Le secteur bancaire dans la région arabe est de plus en plus vulnérable aux risques liés au climat. Si rien n’est fait pour l’atténuer, cette vulnérabilité pourrait conduire à une crise systémique, c’est ce qui ressort d’une note d’analyse élaborée par Moez Labidi, économiste, conseiller auprès de la Direction de l’Institut Arabe de Planification.
D’après cette note intitulée “Verdissement des politiques macroprudentielles dans la région arabe : Un cadre en phase initiale de développement”, la transition vers une économie verte ne sera pas possible et rapide sans des réponses appropriées en matière de politiques micro- et macroprudentielles. Or, les outils de politique microprudentielle et macroprudentielle actuellement en vigueur ne seront pas en mesure d’atténuer les menaces climatiques pesant sur le système financier.
Labidi pense ainsi qu’il est urgent d’agir pour améliorer la résilience du système financier afin de faire face aux implications systémiques des risques climatiques et d’accélérer la transition verte. Selon lui, les défis climatiques actuels et futurs auxquels sont confronté les systèmes financiers dans la région ne peuvent être relevés qu’avec une volonté politique de mettre en œuvre des réformes structurantes et innovantes, et une coordination étroite entre les politiques monétaires et les politiques micro et macroprudentielles.
Les banques centrales devraient ainsi collecter les données disponibles et appropriées sur les risques climatiques (physiques et de transition) et repérer leurs mécanismes de transmission spécifiques (canaux de transmission, effets de débordement, amplificateurs, …) avant d’élaborer des lignes directrices pour la préparation d’un plan d’action solide, “parce que le coût d’une action trop précoce et trop forte basée sur une information imparfaite peut facilement dépasser le risque d’une action trop tardive et progressive”.
Par ailleurs, les banques centrales, les autorités de surveillance financière, les institutions financières et les experts en climatologie doivent collaborer pour combler les lacunes en matière de données climatiques en imposant aux institutions financières et aux entreprises du secteur réel des exigences supplémentaires en matière d’information.

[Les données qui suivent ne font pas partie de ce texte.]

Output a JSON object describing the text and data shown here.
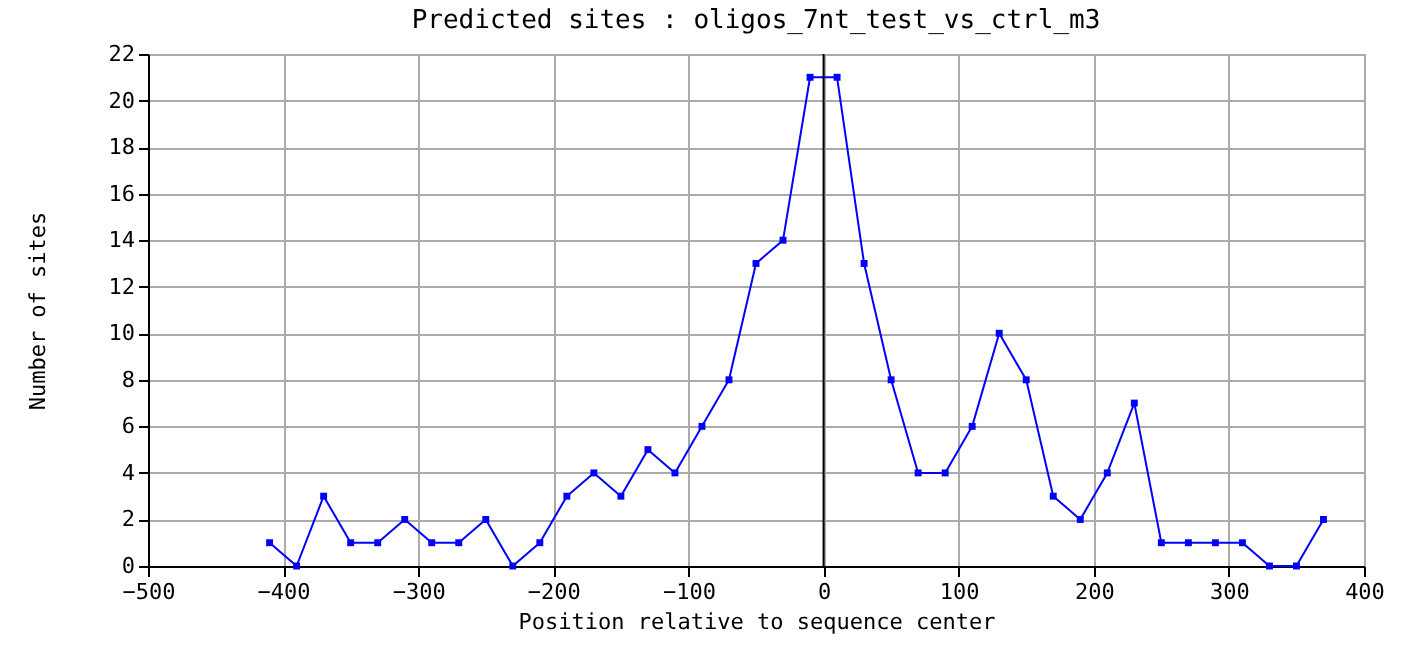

Sans données climatiques pertinentes, la capacité de mesurer l’exposition au risque climatique et d’effectuer des tests de résistance financière liés au climat sera limitée et la politique macroprudentielle ne sera pas d’une grande efficacité pour contenir le risque systémique induit par le changement climatique.
Labidi a, en outre, mis l’accent sur l’impératif pour les banques centrales de la région arabe de développer un cadre réglementaire approprié qui favorise le verdissement de la boîte à outils macroprudentielle afin d’accélérer la transition vers une finance durable et l’adoption des meilleures pratiques internationales.
Les banques centrales et les autorités de surveillance du secteur financier seront également, selon la même analyse, dans l’obligation d’adapter leurs cadres de simulation de crise en intégrant les risques climatiques et de passer à des tests de résistance au climat de plus en plus sophistiqués afin de garantir une meilleure évaluation de la solidité du système financier.
Labidi a par ailleurs évoqué les défis de la modélisation du climat pour les banques centrales arabes. Selon lui, il est urgent de repousser la frontière de la modélisation vers des modèles d’équilibre général dynamique stochastique (DSGE), multisectoriels et multirégionaux qui intègrent les considérations climatiques et permettent de mieux suivre les implications économiques et financières des changements climatiques et des politiques de transition.
Les ministères des finances devraient, de leur côté, créer un marché secondaire pour les obligations vertes des gouvernements et des entreprises pour enrichir la boîte à outils des banques centrales avec des instruments non conventionnels et rendre plus verts certains ratios macroprudentiels tels que le LCR (ratio de couverture des liquidités) en valorisant la détention d’obligations vertes liquides.
Toutefois, en contribuant à accélérer la transition verte, les banques centrales et les autorités de surveillance du secteur financier doivent veiller à contrer les menaces d’éco-blanchiment (greenwashing) via un cadre règlementaire approprié, a conclu Labidi.